Transference
(2010)
Spoon
Spoon have always been about the sound.
Calm down. I'm not saying that's all they have going for them. Far from it. We're talking about one of my favourite bands of the last decade; I assure you, it doesn't boil down purely to their sound. They have airtight songs from Britt Daniels. They have Britt Daniels' uncanny ability to emote anything with a few choice words. They have Britt Daniels' voice. Mostly, they have Britt Daniels. But they also have Jim Eno, a drummer who's understatement is by far his greatest attribute. And the two of them together are remarkable as an engineering team. After Eno's production of "The Underdog" on their last offering, Ga Ga Ga Ga Ga, Spoon decided to break off from the rest of the world, and recorded this one on their own. The results are very good, and very Spoon.

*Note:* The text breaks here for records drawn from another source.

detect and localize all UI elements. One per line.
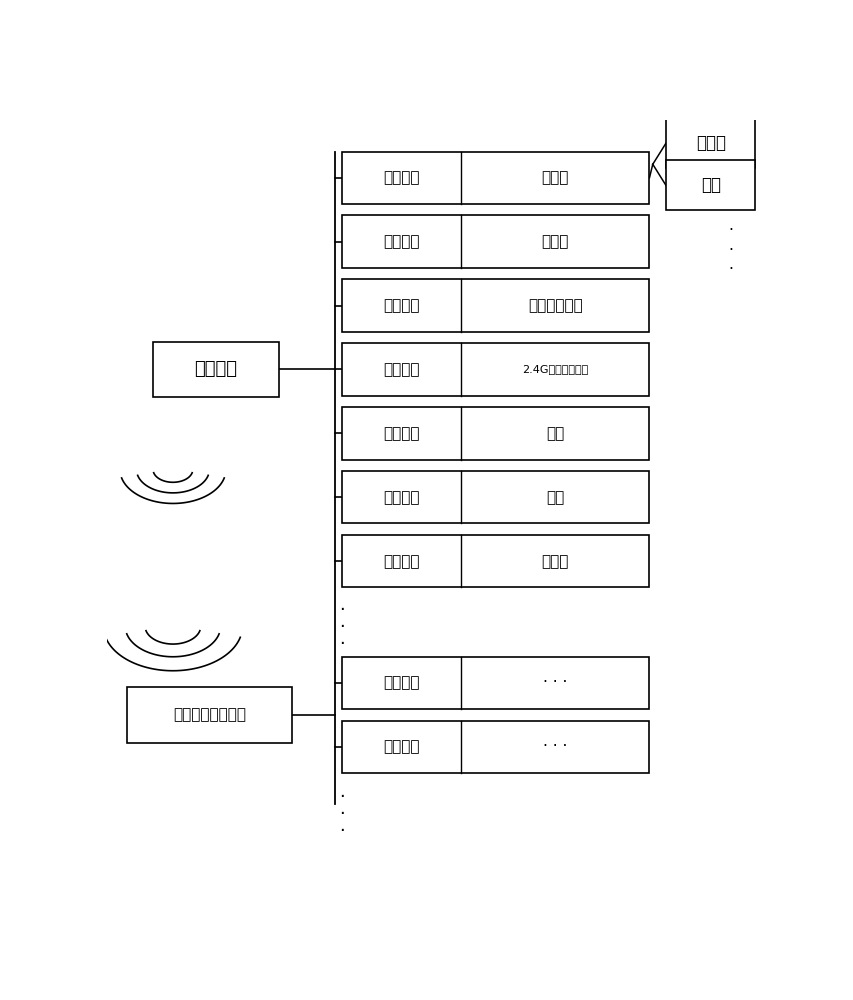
Text: .: . bbox=[339, 783, 344, 801]
Text: 运算芯片: 运算芯片 bbox=[383, 739, 419, 754]
Bar bbox=[341, 657, 648, 709]
Bar bbox=[153, 342, 278, 397]
Text: 电机: 电机 bbox=[545, 426, 564, 441]
Bar bbox=[341, 215, 648, 268]
Text: .: . bbox=[339, 630, 344, 648]
Bar bbox=[665, 118, 754, 168]
Bar bbox=[341, 407, 648, 460]
Text: .: . bbox=[728, 218, 732, 233]
Text: 运算芯片: 运算芯片 bbox=[383, 298, 419, 313]
Text: 运算芯片: 运算芯片 bbox=[383, 362, 419, 377]
Text: 电机: 电机 bbox=[699, 176, 720, 194]
Bar bbox=[126, 687, 292, 743]
Text: 感应器: 感应器 bbox=[541, 234, 568, 249]
Text: 感应器: 感应器 bbox=[695, 134, 725, 152]
Text: .: . bbox=[339, 800, 344, 818]
Text: .: . bbox=[339, 596, 344, 614]
Text: .: . bbox=[728, 257, 732, 272]
Bar bbox=[341, 471, 648, 523]
Text: 运算芯片: 运算芯片 bbox=[383, 675, 419, 690]
Text: 舵机: 舵机 bbox=[545, 490, 564, 505]
Text: 驱动板: 驱动板 bbox=[541, 170, 568, 185]
Bar bbox=[341, 152, 648, 204]
Text: 运算芯片: 运算芯片 bbox=[383, 170, 419, 185]
Bar bbox=[341, 279, 648, 332]
Text: .: . bbox=[728, 238, 732, 253]
Text: 运算芯片: 运算芯片 bbox=[383, 554, 419, 569]
Text: .: . bbox=[339, 817, 344, 835]
Text: 主控模块: 主控模块 bbox=[194, 360, 237, 378]
Text: 红外接收元件: 红外接收元件 bbox=[527, 298, 582, 313]
Text: 传感器: 传感器 bbox=[541, 554, 568, 569]
Bar bbox=[341, 535, 648, 587]
Text: 无线通信控制设备: 无线通信控制设备 bbox=[172, 707, 246, 722]
Text: 2.4G智能家居元件: 2.4G智能家居元件 bbox=[521, 364, 588, 374]
Bar bbox=[341, 721, 648, 773]
Text: 运算芯片: 运算芯片 bbox=[383, 234, 419, 249]
Bar bbox=[341, 343, 648, 396]
Bar bbox=[665, 160, 754, 210]
Text: 运算芯片: 运算芯片 bbox=[383, 490, 419, 505]
Text: .: . bbox=[339, 613, 344, 631]
Text: · · ·: · · · bbox=[543, 675, 566, 690]
Text: 运算芯片: 运算芯片 bbox=[383, 426, 419, 441]
Text: · · ·: · · · bbox=[543, 739, 566, 754]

To start off with, Transference is not Ga Ga Ga Ga Ga. But this isn't surprising; no two Spoon albums are the same, nor do any of them try to be. Series of Sneaks was a hungry, young band. Girls Can Tell was a suave, new-wave influenced band playing around with a less toothy sound. Kill the Moonlight was a band, finally convinced of their sound, stripping everything down to the support beams. Gimme Fiction was darker, and more full-sounding. Ga Ga Ga Ga Ga was a culmination of all that; it featured the tightest songs, the best lyrics, the best arrangements. It was, simply put, the best Spoon have offered, and will likely remain so. I'm okay with that.

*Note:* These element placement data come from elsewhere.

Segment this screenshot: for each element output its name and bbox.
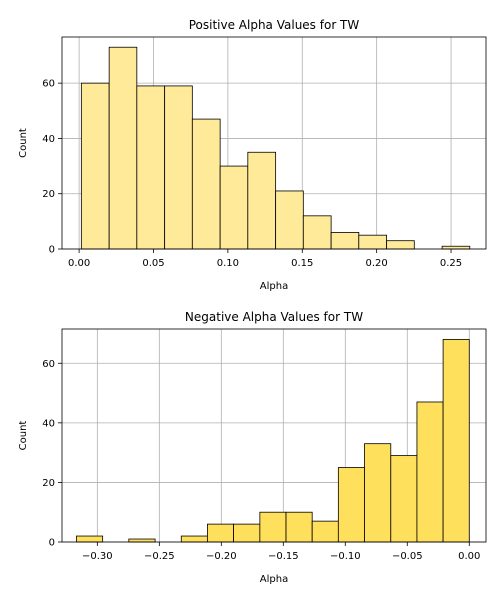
y-tick-label: 0: [49, 538, 55, 549]
x-tick-label: 0.00: [68, 258, 90, 269]
x-axis-label: Alpha: [260, 281, 288, 292]
histogram-bar: [364, 443, 392, 543]
histogram-bar: [330, 232, 360, 250]
x-tick-label: 0.00: [458, 551, 480, 562]
x-tick-label: 0.20: [366, 258, 388, 269]
y-tick-label: 60: [42, 359, 55, 370]
plot-frame: [61, 328, 487, 543]
histogram-bar: [108, 46, 138, 250]
plot-frame: [61, 36, 487, 250]
histogram-bar: [180, 535, 208, 543]
histogram-bar: [164, 85, 193, 250]
histogram-bar: [191, 118, 221, 250]
x-tick-label: 0.25: [440, 258, 462, 269]
y-axis-label: Count: [18, 128, 29, 158]
x-tick-label: 0.05: [142, 258, 164, 269]
chart-positive-alpha: Positive Alpha Values for TW Alpha Count…: [18, 18, 487, 292]
chart-negative-alpha: Negative Alpha Values for TW Alpha Count…: [18, 310, 487, 585]
histogram-bar: [285, 511, 313, 543]
chart-title: Positive Alpha Values for TW: [189, 18, 360, 32]
x-tick-label: −0.25: [144, 551, 175, 562]
histogram-bar: [76, 535, 104, 543]
x-tick-label: −0.05: [392, 551, 423, 562]
histogram-bar: [416, 401, 444, 543]
chart-title: Negative Alpha Values for TW: [185, 310, 363, 324]
histogram-bar: [219, 165, 249, 250]
y-axis-label: Count: [18, 421, 29, 451]
histogram-bar: [275, 190, 304, 250]
y-tick-label: 40: [42, 418, 55, 429]
histogram-bar: [207, 523, 234, 543]
histogram-bar: [337, 467, 365, 543]
histogram-bar: [247, 151, 277, 250]
x-tick-label: 0.10: [217, 258, 239, 269]
x-tick-label: 0.15: [291, 258, 313, 269]
histogram-bar: [233, 523, 261, 543]
histogram-bar: [441, 245, 471, 250]
y-tick-label: 40: [42, 134, 55, 145]
histogram-bar: [442, 339, 470, 543]
histogram-bar: [80, 82, 110, 250]
x-tick-label: −0.10: [330, 551, 361, 562]
histogram-bar: [386, 240, 415, 250]
x-tick-label: −0.20: [206, 551, 237, 562]
histogram-bar: [302, 215, 332, 250]
y-tick-label: 20: [42, 189, 55, 200]
x-tick-label: −0.30: [82, 551, 113, 562]
histogram-bar: [311, 520, 339, 543]
histogram-bar: [259, 511, 287, 543]
y-tick-label: 20: [42, 478, 55, 489]
y-tick-label: 0: [49, 245, 55, 256]
histogram-bar: [128, 538, 156, 543]
histogram-bar: [390, 455, 418, 543]
x-axis-label: Alpha: [260, 574, 288, 585]
x-tick-label: −0.15: [268, 551, 299, 562]
histogram-bar: [136, 85, 166, 250]
histogram-bar: [358, 234, 388, 250]
y-tick-label: 60: [42, 79, 55, 90]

The first half of Transference is sloppy and aggressive. "Written in Reverse" has been on the radio for a few weeks now, and you may well be familiar with its clumsy, gripping piano riff. The second half of the record (it's easy for me to do this; I've only listened to it on vinyl so far, and what's nice is that it is really divided to work that way, much like Gimme Fiction) is much more gentle, with "Goodnight Laura" being perhaps the loveliest thing Spoon have ever offered. Most of the record, however, goes by without a strong sense of form. Or, at least, with as little a sense of form as these guys will allow. The songs start to bleed together around the edges, resulting in an album that probably wouldn't work well divided up.

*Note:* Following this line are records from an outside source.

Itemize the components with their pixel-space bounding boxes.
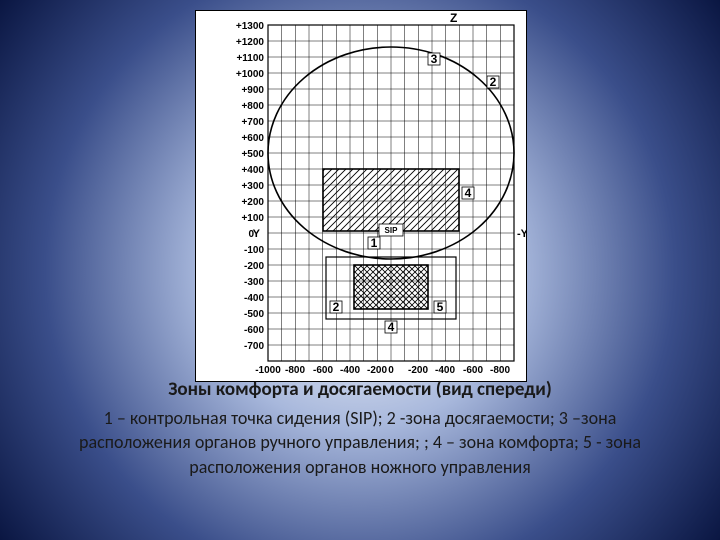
svg-text:-200: -200 [244,261,264,272]
axis-z: Z [450,11,457,25]
svg-text:+900: +900 [241,85,264,96]
callout-2: 2 [490,75,497,89]
svg-text:-500: -500 [244,309,264,320]
svg-text:-800: -800 [285,365,305,376]
svg-text:+500: +500 [241,149,264,160]
zone-foot-rect [354,265,428,309]
svg-text:-600: -600 [244,325,264,336]
svg-text:-200: -200 [367,365,387,376]
svg-text:-400: -400 [435,365,455,376]
axis-y-right: -Y [517,228,526,240]
callout-3: 3 [431,52,438,66]
svg-text:-400: -400 [244,293,264,304]
slide-caption: 1 – контрольная точка сидения (SIP); 2 -… [60,406,660,479]
svg-text:+600: +600 [241,133,264,144]
svg-text:-600: -600 [313,365,333,376]
svg-text:-400: -400 [340,365,360,376]
svg-text:+1200: +1200 [236,37,265,48]
y-ticks: +1300 +1200 +1100 +1000 +900 +800 +700 +… [236,21,265,352]
svg-text:-100: -100 [244,245,264,256]
svg-text:-700: -700 [244,341,264,352]
svg-text:-800: -800 [490,365,510,376]
svg-text:0: 0 [388,365,394,376]
callout-1: 1 [371,236,378,250]
svg-text:-300: -300 [244,277,264,288]
svg-text:+1300: +1300 [236,21,265,32]
callout-4a: 4 [465,186,472,200]
svg-text:+1100: +1100 [236,53,264,64]
svg-text:+300: +300 [241,181,264,192]
callout-2b: 2 [333,300,340,314]
x-ticks: -1000 -800 -600 -400 -200 0 -200 -400 -6… [255,365,510,376]
svg-text:-200: -200 [408,365,428,376]
zone-comfort-rect [323,169,459,231]
svg-text:+700: +700 [241,117,264,128]
diagram-figure: SIP 1 3 2 4 2 5 4 Z Y -Y [195,10,527,382]
sip-label: SIP [385,226,399,235]
svg-text:-1000: -1000 [255,365,281,376]
slide-title: Зоны комфорта и досягаемости (вид сперед… [0,378,720,401]
callout-5: 5 [437,300,444,314]
svg-text:+200: +200 [241,197,264,208]
callout-4b: 4 [388,320,395,334]
svg-text:+400: +400 [241,165,264,176]
svg-text:+1000: +1000 [236,69,265,80]
svg-text:0: 0 [248,229,254,240]
svg-text:-600: -600 [463,365,483,376]
slide-bg: SIP 1 3 2 4 2 5 4 Z Y -Y [0,0,720,540]
svg-text:+800: +800 [241,101,264,112]
svg-text:+100: +100 [241,213,264,224]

But this is not such a bad thing, and Spoon have always been about the album. Sure, they write impeccable singles too, but they've never focused on that so much as the broader tapestry. This is best exemplified when "Got Nuffin," the albums most ferocious track, comes roaring out of the gentle wreckage of the second side of the record. It reminds us where we've been in the last thirty or so minutes, before giving away to "Nobody Gets Me But You," a great Spoon closer as they always are. The song rides a groove with a melancholy progression while Daniels espouses the title in a way I've come to believe only he is capable of doing.
So, this is not Ga Ga Ga Ga Ga. Consider yourself warned. This is not about the songs. Spoon have always been about the sound, and that's what this is.